Sein Chef gab ähnlich lebenswichtige Kommentare zu seinem Vorhaben ab: »Ich erwarte, dass Sie permanent zu erreichen sind, Tag und Nacht und egal, in welcher Situation Sie sich befinden.«

»Vollkommen klar. Spätestens zehn Stunden nach Ihrem Anruf bin ich hier, also spätestens. Wir leben ja in einem relativ kleinen Land, und wenn’s sein muss, kann ich auch ’nen Flieger nehmen.«

»Für einen dienstunfähigen Mann haben Sie ganz schön große Pläne.«

»Das ist kein Urlaub, das ist eine Spezialtherapie, wenn Sie so wollen, um endlich wieder diensttauglich zu werden. Alles andere ist nicht so wichtig, das ist klar.«

»Ich erwarte, dass Sie dieses Ziel zeitnah im Auge behalten. Sie wissen, dass wir jeden guten Mann dringend brauchen.«

»Das garantiere ich Ihnen.«

Der Chef hatte seine Idee nicht für so gut befunden. Und er hatte irgendwo in seinem erfolgreichen Kopf einen kleinen Rest Misstrauen. Denn er war der Chef. Aber Fallner hatte in der Zeit nach dem Unfall zweimal guten Willen gezeigt, war zur Arbeit erschienen, um Aufgaben im Innendienst zu übernehmen, weil er bis zur Klärung seines Falls natürlich nicht draußen mit einer Waffe herumlaufen durfte. Beim ersten Versuch hatte er sich nach ein paar Stunden mit einem Kollegen so heftig gestritten, dass er das Kommando bekam, nach Hause zu gehen, um seinen Gesundungsprozess noch etwas arbeiten zu lassen; beim zweiten Versuch hatte er zwei Tage eisern durchgehalten, ehe er ohne erkennbaren Grund umgekippt war. Seine Therapeutin hatte ihn gewarnt, ihm abgeraten, aber ihm die Entscheidung überlassen. Er war wütend, dass er nicht fähig war, irgendeinen bescheuerten Dienst zu tun – dass ihm eine Sache, die er nicht orten konnte, von hinten in den Rücken trat, obwohl er wusste, dass er keine andere Wahl gehabt hatte, als auf den Jungen zu schießen. Mit dem Risiko, ihn zu töten.

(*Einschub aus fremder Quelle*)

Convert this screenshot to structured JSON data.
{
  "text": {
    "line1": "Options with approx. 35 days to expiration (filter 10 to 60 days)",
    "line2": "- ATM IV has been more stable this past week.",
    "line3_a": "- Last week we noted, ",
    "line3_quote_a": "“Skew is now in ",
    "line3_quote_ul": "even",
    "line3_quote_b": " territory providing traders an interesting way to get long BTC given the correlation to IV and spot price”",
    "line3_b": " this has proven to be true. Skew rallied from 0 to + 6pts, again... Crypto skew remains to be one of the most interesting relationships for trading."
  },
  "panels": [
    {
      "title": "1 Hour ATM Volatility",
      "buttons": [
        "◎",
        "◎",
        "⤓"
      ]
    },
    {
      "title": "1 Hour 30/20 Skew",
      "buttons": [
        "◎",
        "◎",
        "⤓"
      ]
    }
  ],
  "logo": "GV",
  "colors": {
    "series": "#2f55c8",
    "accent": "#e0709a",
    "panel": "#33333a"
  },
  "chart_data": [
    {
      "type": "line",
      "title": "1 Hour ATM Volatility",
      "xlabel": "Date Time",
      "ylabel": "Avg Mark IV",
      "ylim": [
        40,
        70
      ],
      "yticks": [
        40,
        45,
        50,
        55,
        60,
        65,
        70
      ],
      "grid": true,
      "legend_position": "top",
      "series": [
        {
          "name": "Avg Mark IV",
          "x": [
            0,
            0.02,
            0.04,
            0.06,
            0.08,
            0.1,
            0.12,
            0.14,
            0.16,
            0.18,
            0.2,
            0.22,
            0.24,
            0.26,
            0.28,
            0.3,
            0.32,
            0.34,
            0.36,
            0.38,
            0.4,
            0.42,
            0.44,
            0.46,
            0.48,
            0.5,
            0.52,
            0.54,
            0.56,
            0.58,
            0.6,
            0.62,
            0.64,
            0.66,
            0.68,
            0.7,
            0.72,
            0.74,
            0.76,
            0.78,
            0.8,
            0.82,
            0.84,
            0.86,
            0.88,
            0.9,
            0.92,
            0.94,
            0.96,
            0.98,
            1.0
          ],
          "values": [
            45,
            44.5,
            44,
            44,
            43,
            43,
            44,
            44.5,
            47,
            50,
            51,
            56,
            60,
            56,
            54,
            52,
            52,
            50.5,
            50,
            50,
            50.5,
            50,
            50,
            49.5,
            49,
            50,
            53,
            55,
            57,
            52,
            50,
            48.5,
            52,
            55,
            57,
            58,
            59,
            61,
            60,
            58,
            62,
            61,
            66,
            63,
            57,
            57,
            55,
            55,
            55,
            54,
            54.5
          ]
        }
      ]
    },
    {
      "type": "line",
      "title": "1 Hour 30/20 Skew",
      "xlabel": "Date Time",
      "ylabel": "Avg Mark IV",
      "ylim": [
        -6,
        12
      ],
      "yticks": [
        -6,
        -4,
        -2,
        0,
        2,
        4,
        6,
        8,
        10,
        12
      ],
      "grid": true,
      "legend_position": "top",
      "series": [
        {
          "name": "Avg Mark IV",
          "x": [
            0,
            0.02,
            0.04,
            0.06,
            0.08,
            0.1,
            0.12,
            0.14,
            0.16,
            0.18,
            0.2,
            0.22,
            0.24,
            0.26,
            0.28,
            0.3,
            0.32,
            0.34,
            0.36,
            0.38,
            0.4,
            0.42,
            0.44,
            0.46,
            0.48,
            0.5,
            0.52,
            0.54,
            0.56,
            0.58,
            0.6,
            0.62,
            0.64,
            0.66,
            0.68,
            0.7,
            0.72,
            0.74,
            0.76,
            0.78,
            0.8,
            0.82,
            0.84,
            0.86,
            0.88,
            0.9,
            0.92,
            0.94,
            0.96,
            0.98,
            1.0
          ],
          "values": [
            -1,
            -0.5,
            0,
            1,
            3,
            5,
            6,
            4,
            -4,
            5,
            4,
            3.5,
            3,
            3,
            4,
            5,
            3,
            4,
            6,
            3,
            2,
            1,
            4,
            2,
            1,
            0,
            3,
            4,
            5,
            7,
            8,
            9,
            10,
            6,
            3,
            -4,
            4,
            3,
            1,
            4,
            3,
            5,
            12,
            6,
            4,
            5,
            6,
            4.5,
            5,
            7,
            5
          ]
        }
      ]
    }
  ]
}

Und der Chef hatte keine andere Wahl gehabt, als ihn wieder arbeitsfähig werden zu lassen – wie er das anstellte, war dem Chef egal, Hauptsache nichts Illegales, selbstverständlich, kein neuer Ärger, logisch. Wenn seine Therapeutin die Sache mit dieser Zugfahrt unterstützte, würde er dem Blödsinn auch eine Weile zusehen.

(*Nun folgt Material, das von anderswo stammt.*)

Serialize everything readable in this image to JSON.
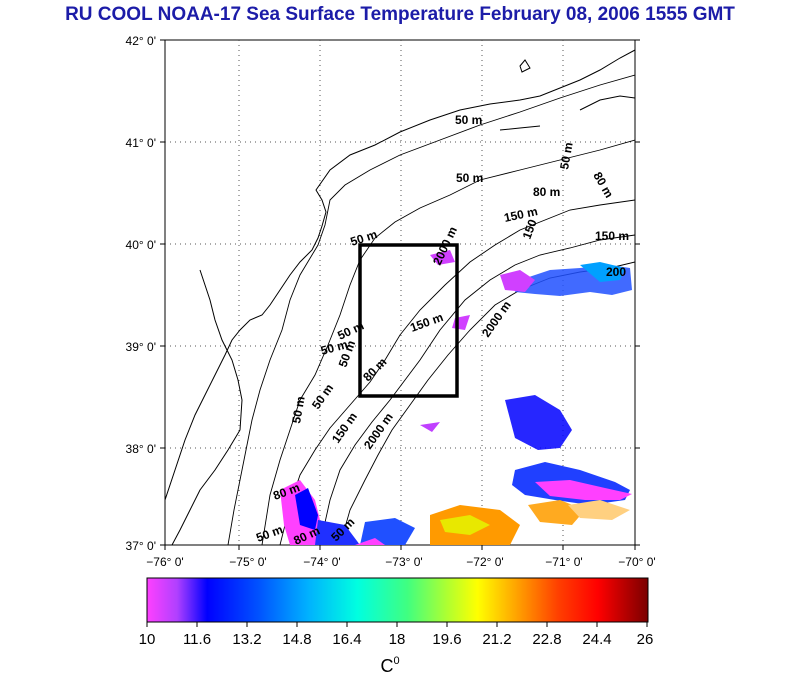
{
  "title": "RU COOL  NOAA-17 Sea Surface Temperature February 08, 2006 1555 GMT",
  "map": {
    "lat_ticks": [
      "42° 0'",
      "41° 0'",
      "40° 0'",
      "39° 0'",
      "38° 0'",
      "37° 0'"
    ],
    "lon_ticks": [
      "−76° 0'",
      "−75° 0'",
      "−74° 0'",
      "−73° 0'",
      "−72° 0'",
      "−71° 0'",
      "−70° 0'"
    ],
    "isobath_labels": [
      "50 m",
      "50 m",
      "80 m",
      "150 m",
      "150 m",
      "200",
      "50 m",
      "80 m",
      "50 m",
      "50 m",
      "50 m",
      "150 m",
      "2000 m",
      "150",
      "2000 m",
      "50 m",
      "50 m",
      "80 m",
      "50 m",
      "150 m",
      "2000 m",
      "80 m",
      "50 m",
      "80 m",
      "50 m"
    ],
    "study_box": {
      "lon_min": -73.5,
      "lon_max": -72.5,
      "lat_min": 38.5,
      "lat_max": 40.0
    },
    "colors": {
      "box": "#000000",
      "land": "#ffffff"
    }
  },
  "colorbar": {
    "ticks": [
      "10",
      "11.6",
      "13.2",
      "14.8",
      "16.4",
      "18",
      "19.6",
      "21.2",
      "22.8",
      "24.4",
      "26"
    ],
    "unit": "C",
    "unit_sup": "0",
    "min": 10,
    "max": 26
  }
}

Zusehen mit Einschränkungen – »hier«, hatte der Chef gesagt, als Fallner schon aufgestanden war, und ihm einen schmalen Ordner hingeworfen.

»Sehen Sie sich das an. Wenn Sie schon durchs ganze Land fahren müssen. Die Kollegen sind informiert. Können jede Hilfe gebrauchen. Mobilität ist das Ungünstigste, was dir in so einem Fall passieren kann, sie vermuten einen Typ ohne Auto, das ist der Punkt. Sie glauben, der fährt mit dem Zug durch die Gegend, um seine Opfer zu finden. Sechs tote Frauen. Für mich ist die ganze Theorie Schwachsinn, aber egal, Sie sind jetzt eben auch mit Ihren Zügen unterwegs. Es geht nur darum, dass Sie die Augen offenhalten, das ist alles. Man hofft mal wieder auf den Zufall, also spielen Sie mit. Im Rahmen Ihrer Spezialtherapie, versteht sich.«

»Geht klar«, sagte er.

War Arbeit. Ganz klar. War ja sein Spezialgebiet: die Augen offenhalten; im Besonderen bei Theorien, die man als schwachsinnig einstufen konnte. Hatte er sogar Fernkurse an der Universität von East Los Angeles belegt und war seitdem der Nr.-1-Augen-offen-Halter in Deutschland. Er hielt die Augen noch offen, wenn man anderen schon die Münzen auf die Augen gelegt hatte, mit denen der Fährmann über den letzten Fluss bezahlt wurde.

Er war arbeitsunfähig, aber es gab immer was zu tun. Seine Augen hatte er automatisch offen, auch wenn er arbeitsunfähig war, und das hieß, dass er für diesen Spezialeinsatz absolut arbeitsfähig war – hatte es nicht jemand mal so formuliert, dass du die Chance nutzen musst, die du nicht hast?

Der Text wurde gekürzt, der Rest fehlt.